Corporate lobbyists are generally opposed to tax changes as a whole. But they are resigned to the idea that something is likely to pass and remain quietly engaged with lawmakers and staff to ensure the changes at least align with the OECD accord and do not disadvantage businesses. American.

Some are discussing a delayed schedule with lawmakers, and the idea of ​​a trigger mechanism that raises the U.S. tax rate when other countries have done the same has also been floated, according to sources familiar with the talks. But it could lose significant revenue that Democrats are banking on.

Ways and Means Representative Donald S. Beyer Jr. said this week that he expects international tax changes to be incorporated into the final bill. The Virginia Democrat acknowledged that GILTI’s final rate could be 15% and go into effect about a year later to appease moderates.

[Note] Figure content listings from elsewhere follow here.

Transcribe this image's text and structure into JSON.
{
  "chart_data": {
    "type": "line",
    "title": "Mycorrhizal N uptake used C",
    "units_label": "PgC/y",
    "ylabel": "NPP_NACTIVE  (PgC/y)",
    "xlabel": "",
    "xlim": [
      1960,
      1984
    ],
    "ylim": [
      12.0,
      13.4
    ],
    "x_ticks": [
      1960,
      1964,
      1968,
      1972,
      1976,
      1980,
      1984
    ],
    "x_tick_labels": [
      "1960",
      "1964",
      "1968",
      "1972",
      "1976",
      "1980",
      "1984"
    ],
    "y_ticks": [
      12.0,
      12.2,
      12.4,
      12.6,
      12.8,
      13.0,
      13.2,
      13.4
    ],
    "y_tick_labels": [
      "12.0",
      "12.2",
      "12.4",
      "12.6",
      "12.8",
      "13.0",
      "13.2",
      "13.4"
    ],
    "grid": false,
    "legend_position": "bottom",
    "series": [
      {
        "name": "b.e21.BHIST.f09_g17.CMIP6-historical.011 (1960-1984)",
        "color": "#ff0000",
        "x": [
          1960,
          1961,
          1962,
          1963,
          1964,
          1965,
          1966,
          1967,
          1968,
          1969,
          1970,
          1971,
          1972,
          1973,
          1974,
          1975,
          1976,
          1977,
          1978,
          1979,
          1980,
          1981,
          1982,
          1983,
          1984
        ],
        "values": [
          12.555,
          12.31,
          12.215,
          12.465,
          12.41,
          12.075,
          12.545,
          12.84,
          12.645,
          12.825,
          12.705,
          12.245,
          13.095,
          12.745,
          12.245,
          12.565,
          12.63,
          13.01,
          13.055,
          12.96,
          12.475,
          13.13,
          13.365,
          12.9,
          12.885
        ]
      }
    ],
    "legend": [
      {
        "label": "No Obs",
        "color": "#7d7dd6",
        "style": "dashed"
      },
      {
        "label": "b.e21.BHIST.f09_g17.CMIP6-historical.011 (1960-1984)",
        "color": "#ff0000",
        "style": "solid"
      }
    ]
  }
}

Beyer is not afraid of losing a competitive advantage. He said it was always worth it to be an American company with a slightly higher rate on foreign profits, and he doesn’t expect companies to move to lower tax regions if the United States s ‘are moving towards a higher rate a year earlier.

“It would be untenable to imagine that we could first convince the OECD and then many, many, many other countries to establish this minimum tax and then not be part of it ourselves,” Beyer said. Tuesday. “I don’t see that.”